Somehow, buying a house using a bad mortgage makes you a victim (and you are) but going to college makes you a criminal. We are a severely screwed up country and I fear that we are slowly but surely reaping what we have sown.

It is incredible to me the power that these corporate banks have had over the thinking of our people. I have to hand it to them, they are good at what they do. Not only do they con us out of our money and con Congress into allowing them to run amok, they are also able to psychologically manipulate the masses. By stroking the egos of the self-righteous, they've turned our country's citizens against each other while they roll around in piles of everyone's money, laughing.

It is sick. Sick, sick, sick.

@Anonymous April 28, 1:06 p.m. You are just another game piece in their quest to own us entirely. They love your callousness toward us. They groomed you to be that way so as to facilitate their greatest con. Keep up this attitude and see what happens when your/our tax dollars and our incomes filter into their pockets. We'll all be living like serfs, whether we took out student loans or not. I'm sure that once you feel the effects of this epic crime, you'll care. Until it affects you personally though, you won't. Don't be too hard on yourself about it. They taught you to be that way.

Anonymous said...

I would also like to say that students did more than roll the dice. They made what they believed to be an educated decision for which the odds were in their favor. This cannot be compared to a casino where it is common knowledge that the "house" always prevails. Most debtors went to school in a good economy when it was reasonable to assume that some sensible form of employment (even if not in their chosen field) would exist. Are you saying that since students rolled the dice and lost, they should be economically, emotionally, mentally and physically oppressed until they die? Is it fair that they should not be able to have children because their "safe" risk did not turn out as planned? Good luck living your life without a soul!!

Anonymous said...


I feel so fearful these days, and I found this recently and I am almost sick with worry and fear and can't help viewing David Ramsey as a very frightening guy:

Anonymous said...

@11:35 The reason student loans are not dischargable through bankruptcy or foreclosure or whatever is bcause student loans are seen as an entitlement in a way that other debt is not.

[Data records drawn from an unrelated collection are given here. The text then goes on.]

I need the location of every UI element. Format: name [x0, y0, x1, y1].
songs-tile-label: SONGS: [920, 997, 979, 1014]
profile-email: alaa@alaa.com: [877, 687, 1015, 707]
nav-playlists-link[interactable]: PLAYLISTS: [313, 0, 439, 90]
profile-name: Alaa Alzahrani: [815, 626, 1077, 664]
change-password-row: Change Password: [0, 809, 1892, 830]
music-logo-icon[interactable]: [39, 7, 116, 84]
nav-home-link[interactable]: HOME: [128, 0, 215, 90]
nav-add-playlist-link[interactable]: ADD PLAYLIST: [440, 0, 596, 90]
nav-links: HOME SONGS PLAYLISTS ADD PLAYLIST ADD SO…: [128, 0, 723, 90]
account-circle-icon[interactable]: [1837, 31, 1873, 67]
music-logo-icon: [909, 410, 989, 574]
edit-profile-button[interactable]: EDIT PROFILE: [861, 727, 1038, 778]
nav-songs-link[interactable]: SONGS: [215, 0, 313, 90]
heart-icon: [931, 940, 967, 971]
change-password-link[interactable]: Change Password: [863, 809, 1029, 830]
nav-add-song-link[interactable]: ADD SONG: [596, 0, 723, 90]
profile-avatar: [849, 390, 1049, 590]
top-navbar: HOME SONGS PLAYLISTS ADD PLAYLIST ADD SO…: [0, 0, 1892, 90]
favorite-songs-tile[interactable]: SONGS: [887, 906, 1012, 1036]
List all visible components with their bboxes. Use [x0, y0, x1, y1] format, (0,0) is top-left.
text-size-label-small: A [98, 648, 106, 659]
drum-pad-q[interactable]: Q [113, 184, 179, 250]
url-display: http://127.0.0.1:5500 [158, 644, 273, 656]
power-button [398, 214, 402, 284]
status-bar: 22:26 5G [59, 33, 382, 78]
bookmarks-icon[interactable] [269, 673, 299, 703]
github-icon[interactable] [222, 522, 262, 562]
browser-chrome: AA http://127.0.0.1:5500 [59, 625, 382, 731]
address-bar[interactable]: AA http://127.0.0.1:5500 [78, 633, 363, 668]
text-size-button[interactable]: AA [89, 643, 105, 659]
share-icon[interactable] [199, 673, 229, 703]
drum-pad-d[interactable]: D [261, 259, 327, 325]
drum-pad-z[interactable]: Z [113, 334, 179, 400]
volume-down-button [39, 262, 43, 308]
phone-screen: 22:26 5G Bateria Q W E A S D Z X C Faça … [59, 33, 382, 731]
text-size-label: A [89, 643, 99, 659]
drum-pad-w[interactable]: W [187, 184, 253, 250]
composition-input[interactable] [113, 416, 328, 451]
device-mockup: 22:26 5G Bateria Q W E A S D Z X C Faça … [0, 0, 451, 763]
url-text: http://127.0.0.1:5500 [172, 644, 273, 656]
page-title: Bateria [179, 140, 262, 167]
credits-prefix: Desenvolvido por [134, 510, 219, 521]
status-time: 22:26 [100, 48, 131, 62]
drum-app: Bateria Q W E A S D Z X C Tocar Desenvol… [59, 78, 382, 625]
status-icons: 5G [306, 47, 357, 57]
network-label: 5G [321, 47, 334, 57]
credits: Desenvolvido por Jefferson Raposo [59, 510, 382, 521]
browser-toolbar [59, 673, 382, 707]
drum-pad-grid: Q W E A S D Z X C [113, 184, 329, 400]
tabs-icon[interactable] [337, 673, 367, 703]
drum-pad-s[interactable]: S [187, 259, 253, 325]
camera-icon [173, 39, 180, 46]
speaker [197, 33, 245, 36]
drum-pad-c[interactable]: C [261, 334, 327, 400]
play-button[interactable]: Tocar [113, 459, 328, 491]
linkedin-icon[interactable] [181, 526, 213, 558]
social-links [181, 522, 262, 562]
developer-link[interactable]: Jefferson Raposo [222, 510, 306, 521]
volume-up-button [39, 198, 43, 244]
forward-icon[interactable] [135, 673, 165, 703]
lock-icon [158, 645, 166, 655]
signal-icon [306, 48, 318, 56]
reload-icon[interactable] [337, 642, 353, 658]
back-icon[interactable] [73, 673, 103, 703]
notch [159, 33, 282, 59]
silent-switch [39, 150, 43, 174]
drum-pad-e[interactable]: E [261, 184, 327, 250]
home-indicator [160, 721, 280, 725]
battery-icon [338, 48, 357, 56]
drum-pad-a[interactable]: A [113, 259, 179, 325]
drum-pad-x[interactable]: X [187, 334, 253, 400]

When apply for a mortgage or a small business loan the bank has the right to not lend you the money if they think your a bad risk. Everybody gets student loans regardless of the likelyhood of repayment. The flip side of that is that student loan debt never goes away. So if you think putting yourself 30 grand in the hole for a degree in comparative literature or whatever is a good plan you can do that, but if you can't make the payments, well, to bad for you.